C’est la question que je me suis posée l’autre jour en regardant la vidéo de la présentation d’Elikia sur France24. Elle m’est à nouveau revenue hier après un diner avec le Directeur général d’une boîte de représentation d’Apple dans un pays francophone. Je vous partage mes réflexions là-dessus.
C’est une question qui est assez délicate. Mais commençons par noter que de manière générale, notre analyse va concerner essentiellement quatre secteurs dans lesquels on peut d’une certaine manière sentir Apple en Afrique : les ordinateurs (laptops et desktops), les Smartphones, les tablettes et les applications.
Commençons par parler des faits même si les chiffres feront défaut. On peut dire sans grand risque de se tromper que la marque s’est faite une certaine présence en Afrique. Je me souviens que dans un pays comme le Cameroun au début des années 2000, on comptait le nombre de boîtes qui utilisaient des Mac pratiquement sur le bout des doigts (des banques surtout). Aujourd’hui, il n’est pas extraordinaire de voir une PME équiper son personnel du sésame de Steve Jobs. Il faut également reconnaître qu’il est devenu fréquent de rencontrer dans les rues d’Accra, Ouaga, Brazza ou Dakar, des jeunes et des adultes pas nécessairement riches avec un IPhone en main… Même s’il s’agit souvent d’une, deux ou trois générations en retard par rapport aux sorties les plus actuelles d’Apple. Et si l’IPhone 5 est récent, il est forcément présent dans au moins quelques mains sur presque toutes les capitales africaines. Il en est de même pour l’IPad. Bref, on peut dire sans aucune crainte d’être démenti que les produits Apple sont bel et bien présents en Afrique.

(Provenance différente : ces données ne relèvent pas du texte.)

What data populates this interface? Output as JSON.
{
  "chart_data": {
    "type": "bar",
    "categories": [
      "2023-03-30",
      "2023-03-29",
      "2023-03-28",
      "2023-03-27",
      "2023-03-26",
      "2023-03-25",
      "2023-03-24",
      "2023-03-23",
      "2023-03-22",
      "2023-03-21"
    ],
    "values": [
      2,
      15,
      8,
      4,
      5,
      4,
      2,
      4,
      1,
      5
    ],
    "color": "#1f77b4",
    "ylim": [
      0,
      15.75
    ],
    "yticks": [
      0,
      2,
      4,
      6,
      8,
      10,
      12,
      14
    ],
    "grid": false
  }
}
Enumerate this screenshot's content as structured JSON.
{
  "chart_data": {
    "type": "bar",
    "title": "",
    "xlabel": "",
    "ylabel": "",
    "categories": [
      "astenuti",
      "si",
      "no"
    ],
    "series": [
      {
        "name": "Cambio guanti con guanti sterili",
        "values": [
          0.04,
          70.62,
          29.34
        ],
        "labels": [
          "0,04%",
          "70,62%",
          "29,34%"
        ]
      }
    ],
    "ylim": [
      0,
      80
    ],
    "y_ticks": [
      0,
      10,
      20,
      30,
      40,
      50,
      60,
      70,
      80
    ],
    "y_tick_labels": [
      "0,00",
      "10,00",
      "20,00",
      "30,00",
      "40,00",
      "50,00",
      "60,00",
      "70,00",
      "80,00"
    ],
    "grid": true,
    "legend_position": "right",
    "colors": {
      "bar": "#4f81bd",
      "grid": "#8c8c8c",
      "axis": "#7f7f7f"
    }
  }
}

Mais pour être fidèle avec la réalité, il faut ajouter que cette présence est très vite à relativiser et les facteurs qui justifient cette relativisation posent des questions de fond.
Notons par exemple qu’il y a très peu d’entreprises ayant fait des Mac le seul outil de travail. À la rigueur, on peut compter les boîtes de production audio, vidéos et graphiques qui se font en général un point d’honneur de travailler sur des macs. Mais s’il faut comparer on est quand même bien loin du compte. Quant aux particuliers qui utilisent des Mac, on est aussi là dans une proportion faible, presqu’élitiste quand dans d’autres environnements, le Mac se fait présent dans les foyers. Enfin, s’il faut sortir des grandes villes, le Mac commence à devenir une vérité lointaine, inconnue même… Il en est de même pour l’IPhone et l’Ipad. Plusieurs entreprises continuent d’offrir des Blackberry à leurs cadres et j’en ai même vu qui offraient des smartphones Android (c’était quand même des Galaxy S3)… Ne parlons pas des Ipad qui restent encore l’apanage de quelques personnes privées bien souvent privilégiées. Quant aux IPods…disons-le sincèrement, ce sont des jouets pour enfants de riches voulant frimer au lycée.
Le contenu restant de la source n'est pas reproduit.